Bu bilgiler ışığında, araştırma alanı olarak seçilen İslamköy ve yakın çevresinde, en uygun alan kullanımlarının, ekolojik temele dayanan bir planlama yaklaşımıyla saptanması, önerilen alanlar ile mevcut alan kullanımları arasındaki çelişkileri en aza indirgeyecek önerilerin ortaya konması ve oluşturulan optimal alan kullanım haritası yardımıyla, İslamköy idari sınırlarında öneriler geliştirilmesi amaçlanmıştır.”
“Arazi Toplulaştırma Çalışmalarına Ekolojik Yaklaşımlar Isparta-İslamköy Örneği” başlıklı yüksek lisans tezi verileri kullanılarak hazırlanan çalışmanın sonuç bölümü ile devam...
“SONUÇ VE ÖNERİLER / OECD ülkeleri arasında tarımsal işletmeleri giderek küçülen tek ülke konumunda kalan Türkiye’de, toplam nüfusun önemli bir bölümünün yaşadığı kırsal alanlarda, miras yoluyla parçalanma ve hisselerin bölünerek satılması gibi sebeplerle giderek küçülen tarımsal işletmeler ekonomik özelliklerini kaybetmekte buna bağlı olarak kentsel alanlara göç olayları artmaktadır. Bu kapsamda söz konusu parçalanmayı önleyecek, göç olaylarını azaltacak ve kırsal alanlarda yaşam koşullarını iyileştirecek birtakım düzenlemelerin yapılması gerekliliği ortaya çıkmaktadır. Bakanlar Kurulu Kararı ile Uygulama Alanı olarak ilan edilen yerlerde, 3083 Sayılı Sulama Alanlarında Arazi Düzenlenmesine Dair Tarım Reformu Kanunu’na göre arazi kullanım planlaması yapılması gerekmektedir. 3083 Sayılı Kanun’un Uygulama Yönetmeliği’nde, ‘Araziye yönelik kullanım talepleri dikkate alınarak, arazinin en uygun kullanım şekillerini alternatifleri ile birlikte sunmak suretiyle, araziyi kullananlar arasında talep ve menfaat çatışmalarından kaynaklanan problemleri asgariye indirmek ve arazinin özelliklerine uygun ideal kullanım şekillerini belirlemektir’ denilerek Tarım Arazileri Değerlendirme Daire Başkanlığı tarafından koordine edilen arazi kullanım planlarının koruma-kullanma dengesini gözeterek oluşturulması gerektiği ifade edilmiştir. Türkiye’de alan kullanımı ile ilgili olarak karşılaşılan sorunların başında, özellikle planlama aşamasında hangi alanın hangi amaçla kullanılacağı ve hangi kullanımların yer alacağı ile ilgili bilimsel ve teknik ölçütlerin dikkate alınmadan planlanması gelmektedir. Alan uygunluk değerlendirmeleri ve alan kullanım planlaması çözümlemelerinde, doğal kaynakların korunmasını sağlayacak en uygun alan kullanımı için ölçütlerin belirlenmesi gerekmektedir. Yanlış arazi kullanımının önlenmesi ve kırsal alan iyileştirme çalışmalarındaki başarı geniş kapsamlı ve multidisipliner bir planlamaya bağlıdır.
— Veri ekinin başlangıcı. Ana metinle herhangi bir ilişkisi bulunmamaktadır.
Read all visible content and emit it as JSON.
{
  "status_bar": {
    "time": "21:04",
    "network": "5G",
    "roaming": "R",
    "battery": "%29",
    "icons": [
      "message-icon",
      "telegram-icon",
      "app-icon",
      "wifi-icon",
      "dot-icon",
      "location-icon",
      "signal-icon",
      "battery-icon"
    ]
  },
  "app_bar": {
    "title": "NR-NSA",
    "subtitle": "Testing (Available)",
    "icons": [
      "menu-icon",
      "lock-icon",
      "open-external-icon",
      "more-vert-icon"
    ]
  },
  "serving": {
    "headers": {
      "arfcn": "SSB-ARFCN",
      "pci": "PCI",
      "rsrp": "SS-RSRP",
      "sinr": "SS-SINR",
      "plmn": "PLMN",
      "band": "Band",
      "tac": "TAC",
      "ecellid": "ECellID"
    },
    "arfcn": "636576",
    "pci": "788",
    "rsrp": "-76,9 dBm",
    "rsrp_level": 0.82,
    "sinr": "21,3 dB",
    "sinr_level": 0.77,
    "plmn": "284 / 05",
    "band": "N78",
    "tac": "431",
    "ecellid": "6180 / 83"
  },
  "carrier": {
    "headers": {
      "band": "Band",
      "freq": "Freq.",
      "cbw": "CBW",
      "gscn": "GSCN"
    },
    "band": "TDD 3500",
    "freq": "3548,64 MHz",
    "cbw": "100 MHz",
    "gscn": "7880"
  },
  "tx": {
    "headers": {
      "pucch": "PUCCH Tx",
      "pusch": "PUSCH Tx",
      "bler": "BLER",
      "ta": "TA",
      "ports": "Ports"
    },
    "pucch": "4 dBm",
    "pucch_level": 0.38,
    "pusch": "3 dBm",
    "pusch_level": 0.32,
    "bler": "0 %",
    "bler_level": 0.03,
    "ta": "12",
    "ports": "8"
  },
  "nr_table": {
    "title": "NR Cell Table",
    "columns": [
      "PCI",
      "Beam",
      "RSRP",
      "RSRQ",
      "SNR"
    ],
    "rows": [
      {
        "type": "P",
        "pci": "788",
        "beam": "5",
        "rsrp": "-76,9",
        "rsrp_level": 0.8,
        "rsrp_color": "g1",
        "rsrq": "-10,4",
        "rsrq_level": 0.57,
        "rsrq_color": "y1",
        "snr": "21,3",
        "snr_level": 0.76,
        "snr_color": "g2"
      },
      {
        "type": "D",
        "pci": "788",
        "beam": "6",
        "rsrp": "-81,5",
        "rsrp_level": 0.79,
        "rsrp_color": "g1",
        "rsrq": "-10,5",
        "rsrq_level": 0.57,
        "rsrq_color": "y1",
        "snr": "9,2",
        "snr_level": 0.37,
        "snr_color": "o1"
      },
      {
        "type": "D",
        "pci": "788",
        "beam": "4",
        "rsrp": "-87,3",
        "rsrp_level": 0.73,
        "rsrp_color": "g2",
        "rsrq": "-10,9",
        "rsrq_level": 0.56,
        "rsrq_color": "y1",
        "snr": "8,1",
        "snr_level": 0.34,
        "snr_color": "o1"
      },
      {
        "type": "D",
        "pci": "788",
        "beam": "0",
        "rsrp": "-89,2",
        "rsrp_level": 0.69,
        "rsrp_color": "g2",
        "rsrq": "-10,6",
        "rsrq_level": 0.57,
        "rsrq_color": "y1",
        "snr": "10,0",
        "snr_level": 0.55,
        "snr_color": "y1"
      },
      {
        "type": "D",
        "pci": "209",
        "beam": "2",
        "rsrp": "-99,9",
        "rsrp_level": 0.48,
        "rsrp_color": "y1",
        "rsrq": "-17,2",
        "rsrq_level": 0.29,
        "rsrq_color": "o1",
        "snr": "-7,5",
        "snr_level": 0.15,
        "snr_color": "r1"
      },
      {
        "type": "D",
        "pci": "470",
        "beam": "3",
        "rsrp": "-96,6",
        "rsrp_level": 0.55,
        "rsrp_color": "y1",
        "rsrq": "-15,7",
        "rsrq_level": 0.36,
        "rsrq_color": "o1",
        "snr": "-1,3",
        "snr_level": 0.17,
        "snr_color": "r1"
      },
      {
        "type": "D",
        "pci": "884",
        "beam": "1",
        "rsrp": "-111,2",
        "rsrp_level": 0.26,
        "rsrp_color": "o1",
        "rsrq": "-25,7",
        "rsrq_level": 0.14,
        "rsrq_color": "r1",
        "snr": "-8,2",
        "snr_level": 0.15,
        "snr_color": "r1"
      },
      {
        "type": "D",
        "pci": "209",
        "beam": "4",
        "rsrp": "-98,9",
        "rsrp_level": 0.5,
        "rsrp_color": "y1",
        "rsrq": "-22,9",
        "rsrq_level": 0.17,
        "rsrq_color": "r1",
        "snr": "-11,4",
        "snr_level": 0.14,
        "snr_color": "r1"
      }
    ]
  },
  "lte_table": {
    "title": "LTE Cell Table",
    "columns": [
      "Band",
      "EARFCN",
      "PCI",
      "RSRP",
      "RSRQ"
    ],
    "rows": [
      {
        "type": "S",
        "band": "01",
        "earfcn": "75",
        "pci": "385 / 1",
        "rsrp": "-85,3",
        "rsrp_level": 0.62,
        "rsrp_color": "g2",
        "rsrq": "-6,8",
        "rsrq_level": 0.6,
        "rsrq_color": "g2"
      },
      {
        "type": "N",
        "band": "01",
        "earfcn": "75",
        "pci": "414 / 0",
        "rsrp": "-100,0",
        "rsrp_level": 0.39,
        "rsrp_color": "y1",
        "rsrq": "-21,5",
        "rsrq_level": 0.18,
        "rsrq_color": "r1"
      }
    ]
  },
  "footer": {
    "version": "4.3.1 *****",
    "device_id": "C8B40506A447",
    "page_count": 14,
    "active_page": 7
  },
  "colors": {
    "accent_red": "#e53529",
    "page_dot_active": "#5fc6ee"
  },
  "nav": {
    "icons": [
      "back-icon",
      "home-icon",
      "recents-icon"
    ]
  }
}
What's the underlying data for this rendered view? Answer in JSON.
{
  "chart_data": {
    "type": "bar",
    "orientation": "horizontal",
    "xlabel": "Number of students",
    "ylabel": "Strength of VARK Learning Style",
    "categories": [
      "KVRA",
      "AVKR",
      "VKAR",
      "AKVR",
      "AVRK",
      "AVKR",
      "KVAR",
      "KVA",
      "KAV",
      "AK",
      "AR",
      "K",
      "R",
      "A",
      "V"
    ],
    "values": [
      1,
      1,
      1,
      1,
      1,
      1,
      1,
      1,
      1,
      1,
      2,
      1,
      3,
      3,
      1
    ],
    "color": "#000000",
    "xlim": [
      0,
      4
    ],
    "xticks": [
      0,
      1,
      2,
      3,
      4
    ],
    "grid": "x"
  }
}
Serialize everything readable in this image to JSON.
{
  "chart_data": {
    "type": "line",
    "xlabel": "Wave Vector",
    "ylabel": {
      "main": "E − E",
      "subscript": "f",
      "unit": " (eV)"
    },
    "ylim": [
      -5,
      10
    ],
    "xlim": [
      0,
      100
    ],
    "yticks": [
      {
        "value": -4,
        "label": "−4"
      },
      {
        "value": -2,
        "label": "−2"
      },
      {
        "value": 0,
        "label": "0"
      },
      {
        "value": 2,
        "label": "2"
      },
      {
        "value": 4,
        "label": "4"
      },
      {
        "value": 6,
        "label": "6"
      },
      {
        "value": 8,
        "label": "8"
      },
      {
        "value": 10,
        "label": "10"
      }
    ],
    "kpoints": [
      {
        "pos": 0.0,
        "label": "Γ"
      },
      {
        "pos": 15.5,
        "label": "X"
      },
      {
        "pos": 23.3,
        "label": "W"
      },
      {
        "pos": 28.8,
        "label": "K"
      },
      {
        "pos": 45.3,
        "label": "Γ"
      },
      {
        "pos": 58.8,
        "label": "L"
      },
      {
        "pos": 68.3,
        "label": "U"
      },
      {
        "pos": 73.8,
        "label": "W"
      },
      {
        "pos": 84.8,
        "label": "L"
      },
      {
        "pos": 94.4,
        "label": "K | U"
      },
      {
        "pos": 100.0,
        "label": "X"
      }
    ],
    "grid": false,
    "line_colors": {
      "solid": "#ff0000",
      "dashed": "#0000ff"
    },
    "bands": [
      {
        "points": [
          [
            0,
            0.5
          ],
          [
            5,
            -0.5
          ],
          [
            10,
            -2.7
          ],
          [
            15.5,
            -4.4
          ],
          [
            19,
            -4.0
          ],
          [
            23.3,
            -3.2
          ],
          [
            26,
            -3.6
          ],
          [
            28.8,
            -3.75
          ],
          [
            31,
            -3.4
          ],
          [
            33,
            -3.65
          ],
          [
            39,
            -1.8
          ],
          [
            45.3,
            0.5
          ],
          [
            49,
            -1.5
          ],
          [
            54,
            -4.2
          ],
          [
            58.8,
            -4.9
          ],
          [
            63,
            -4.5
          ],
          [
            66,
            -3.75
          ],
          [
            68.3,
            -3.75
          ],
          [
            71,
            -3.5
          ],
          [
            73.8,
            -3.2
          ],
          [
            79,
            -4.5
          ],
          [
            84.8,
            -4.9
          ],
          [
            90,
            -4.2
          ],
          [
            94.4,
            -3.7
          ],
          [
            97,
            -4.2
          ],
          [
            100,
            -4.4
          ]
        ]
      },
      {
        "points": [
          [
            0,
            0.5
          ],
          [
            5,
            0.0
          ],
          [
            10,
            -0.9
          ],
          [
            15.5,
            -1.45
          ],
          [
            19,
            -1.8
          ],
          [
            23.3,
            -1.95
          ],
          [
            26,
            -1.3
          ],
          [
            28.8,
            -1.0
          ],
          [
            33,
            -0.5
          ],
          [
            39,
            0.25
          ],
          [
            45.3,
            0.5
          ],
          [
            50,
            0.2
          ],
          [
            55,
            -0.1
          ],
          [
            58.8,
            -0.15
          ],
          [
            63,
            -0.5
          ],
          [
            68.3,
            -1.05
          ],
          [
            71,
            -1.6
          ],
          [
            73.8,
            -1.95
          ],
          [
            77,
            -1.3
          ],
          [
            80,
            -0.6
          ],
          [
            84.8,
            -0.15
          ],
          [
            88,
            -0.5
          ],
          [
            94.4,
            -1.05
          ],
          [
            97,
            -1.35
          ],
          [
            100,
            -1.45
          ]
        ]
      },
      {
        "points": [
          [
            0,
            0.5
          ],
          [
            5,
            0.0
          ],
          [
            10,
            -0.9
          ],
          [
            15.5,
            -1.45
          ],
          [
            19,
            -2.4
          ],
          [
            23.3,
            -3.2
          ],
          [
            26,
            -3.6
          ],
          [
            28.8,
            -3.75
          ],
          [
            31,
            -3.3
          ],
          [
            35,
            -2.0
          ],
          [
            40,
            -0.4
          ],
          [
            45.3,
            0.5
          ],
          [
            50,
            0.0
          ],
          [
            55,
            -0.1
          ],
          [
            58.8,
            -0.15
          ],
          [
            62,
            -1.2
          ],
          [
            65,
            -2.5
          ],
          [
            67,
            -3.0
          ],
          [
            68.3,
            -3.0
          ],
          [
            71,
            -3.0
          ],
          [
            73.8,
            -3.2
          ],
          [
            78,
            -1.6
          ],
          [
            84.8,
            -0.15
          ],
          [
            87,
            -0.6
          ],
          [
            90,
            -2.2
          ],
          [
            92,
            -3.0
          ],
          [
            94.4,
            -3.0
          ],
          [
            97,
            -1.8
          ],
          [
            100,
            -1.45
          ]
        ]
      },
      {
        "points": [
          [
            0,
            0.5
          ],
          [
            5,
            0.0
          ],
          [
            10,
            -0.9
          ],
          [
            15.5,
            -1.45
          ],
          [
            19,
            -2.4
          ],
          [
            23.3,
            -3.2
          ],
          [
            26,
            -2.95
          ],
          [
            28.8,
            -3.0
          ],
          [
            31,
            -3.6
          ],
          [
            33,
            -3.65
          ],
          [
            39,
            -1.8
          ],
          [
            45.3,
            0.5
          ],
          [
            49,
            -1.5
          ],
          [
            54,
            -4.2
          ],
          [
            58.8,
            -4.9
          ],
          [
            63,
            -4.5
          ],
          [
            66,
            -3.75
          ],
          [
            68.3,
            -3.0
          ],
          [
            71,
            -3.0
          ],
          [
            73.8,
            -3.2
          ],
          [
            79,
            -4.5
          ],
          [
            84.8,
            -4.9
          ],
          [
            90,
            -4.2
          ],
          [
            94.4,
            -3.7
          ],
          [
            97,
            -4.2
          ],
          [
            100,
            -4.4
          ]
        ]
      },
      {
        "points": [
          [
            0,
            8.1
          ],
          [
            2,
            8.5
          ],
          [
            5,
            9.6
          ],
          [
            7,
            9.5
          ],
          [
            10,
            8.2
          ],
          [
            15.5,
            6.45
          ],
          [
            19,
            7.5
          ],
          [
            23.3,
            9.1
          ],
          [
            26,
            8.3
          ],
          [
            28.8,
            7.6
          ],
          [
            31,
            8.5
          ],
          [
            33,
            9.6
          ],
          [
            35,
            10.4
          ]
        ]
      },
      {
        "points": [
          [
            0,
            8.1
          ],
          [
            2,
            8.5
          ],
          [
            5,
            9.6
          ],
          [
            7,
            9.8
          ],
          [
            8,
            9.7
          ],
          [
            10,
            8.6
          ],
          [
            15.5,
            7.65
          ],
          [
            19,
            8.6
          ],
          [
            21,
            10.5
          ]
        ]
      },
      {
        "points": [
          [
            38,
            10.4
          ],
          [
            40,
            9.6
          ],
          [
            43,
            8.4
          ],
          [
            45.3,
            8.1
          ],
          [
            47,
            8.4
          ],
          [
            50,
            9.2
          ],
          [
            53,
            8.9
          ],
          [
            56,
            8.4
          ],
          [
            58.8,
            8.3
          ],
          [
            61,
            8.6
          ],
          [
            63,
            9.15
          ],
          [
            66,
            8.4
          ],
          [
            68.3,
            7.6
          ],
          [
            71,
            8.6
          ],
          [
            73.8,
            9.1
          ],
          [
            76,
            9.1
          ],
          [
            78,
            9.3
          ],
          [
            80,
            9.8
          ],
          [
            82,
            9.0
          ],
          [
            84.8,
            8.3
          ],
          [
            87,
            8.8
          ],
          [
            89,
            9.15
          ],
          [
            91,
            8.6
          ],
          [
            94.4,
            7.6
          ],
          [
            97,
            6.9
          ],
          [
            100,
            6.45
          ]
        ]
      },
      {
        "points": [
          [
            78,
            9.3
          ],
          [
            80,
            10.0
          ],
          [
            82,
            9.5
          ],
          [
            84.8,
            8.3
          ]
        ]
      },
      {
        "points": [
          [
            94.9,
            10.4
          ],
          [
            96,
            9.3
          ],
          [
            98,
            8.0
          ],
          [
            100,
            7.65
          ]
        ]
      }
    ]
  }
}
Bu iyileştirmeler, tarım potansiyeli yüksek olan toprakların tarımsal işlevlerini birincil olarak ele alan planlamalar yapılması, tarımsal ham maddeye dayalı sanayi alanlarının planlanması, doğal alanların oluşturulması ve mevcut doğal alanların korunması için önlemlerin alınması, kırsal yerleşimlerde yaşam kalitesini artıracak rekreasyonel alanların planlanması, köy içi yenileme çalışmalarının yapılması ve köy gelişim alanlarının planlanması gibi unsurları içeren çok yönlü bir planlama yaklaşımı ile gerçekleştirilebilir.”